この夏の第5波の最大の課題は、医療施設や宿泊療養施設に入れず、自宅での療養や待機を余儀なくされた人がたくさんいたことでした。最前線で対応に当たる保健所も手いっぱいとなり、陽性が判明した人への連絡に数日かかるケースもありました。

“このような事態を二度と招いてはならない”との反省から取りまとめられたのが今回の全体像です。例えば、病床確保では、ワクチンの接種が進んだことも考慮し、今夏と比べて3割増となる約3万7000人が入院できる体制を今月中に構築するとしています。

こうした裏付けとしての数値を対策に盛り込みながら、今後、感染力が今夏の2倍になっても国民の命と健康をどう守っていくのか、全体としてあらかじめ示した点は評価できます。公明党が政府への提言や衆院選で訴えてきた主張もほぼ反映されています。

――具体的には。

入院を必要とする人を確実に受け入れる病床の確保と、それを支える医療人材の確保にしっかり取り組むことが明記されました。

陽性が判明した人への連絡も、当日、遅くとも翌日には行い、健康観察や診察をきちんとやっていくことになりました。パルスオキシメーターも全ての自宅療養者に配布していきます。

一方、12月から始まる3回目のワクチン接種では、国会での公明党の無料化提案を受け、既に岸田文雄首相が「全額公費負担で行う」と明言し、全体像にも改めて明記されました。
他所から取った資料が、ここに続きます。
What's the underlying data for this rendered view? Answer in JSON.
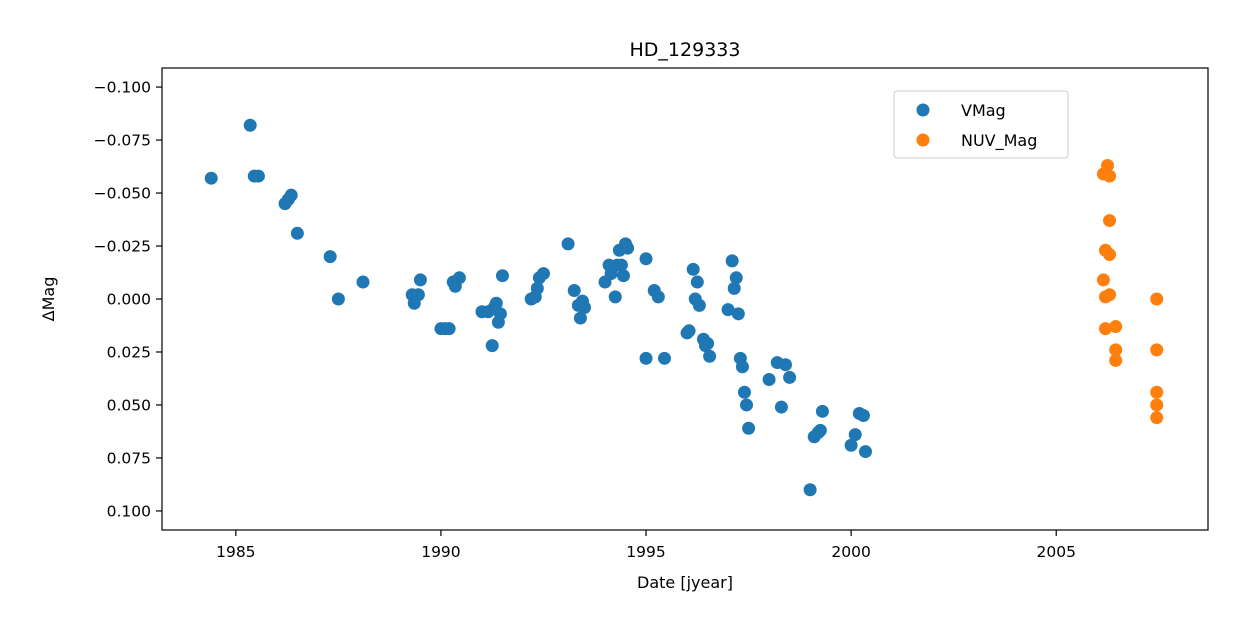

対策の切り札となる飲み薬などの開発と実用化の支援も強く訴えてきました。検査の拡大として、健康上の理由などでワクチン接種を受けられない人への検査費用の無料化や感染拡大時の対応を求め、全体像に盛り込むことができました。

――今後の決意を。

何より重要なのは、まずは一つ一つの対策を確実に実行していくことです。公明党として進捗状況を丁寧に把握していくとともに、必要に応じて政府に要請していきます。“第6波”への備えに万全を期していきます。